John W. Eikelboom, M.B.B.S., from Hamilton Health Sciences in Ontario, Canada, and colleagues report findings from the Cardiovascular Outcomes for People Using Anticoagulation Strategies study in which 18,278 patients were randomly assigned to either the combination of rivaroxaban (2.5 mg twice daily) and aspirin (100 mg once daily) or to aspirin alone (100 mg once daily). Participants were followed for a mean of 23 months. The authors assessed the differences in sites, timing, severity, and management of bleeding.
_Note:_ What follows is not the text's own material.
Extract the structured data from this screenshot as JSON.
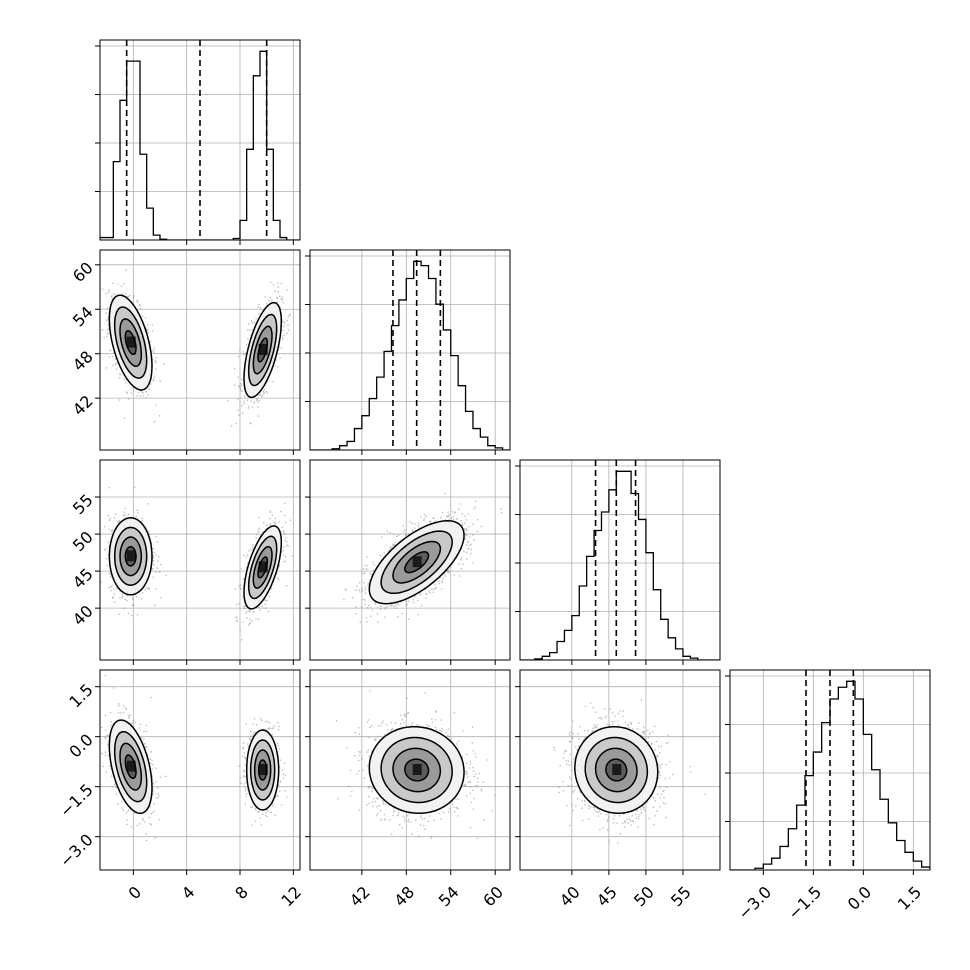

The researchers found that compared with aspirin alone, the combination treatment increased major bleeding defined by the modified International Society on Thrombosis and Hemostasis (ISTH; hazard ratio, 1.70) and defined by the original ISTH definition (hazard ratio, 1.78). The combination also increased the risk for minor bleeding (hazard ratio, 1.70) and the need for any red cell transfusion (hazard ratio, 1.97). The most common site of increased major bleeding was the gastrointestinal tract (hazard ratio, 2.15), and the increase in bleeding was predominantly in the first year after random assignment. Among those experiencing major bleeding, rates of treatment with platelets, clotting factors, or other hemostatic agents were similar between the groups.
“The reduction in cardiovascular death, stroke, or myocardial infarction continued to accrue after the first year, suggesting accumulating net clinical benefit over time,” the authors write.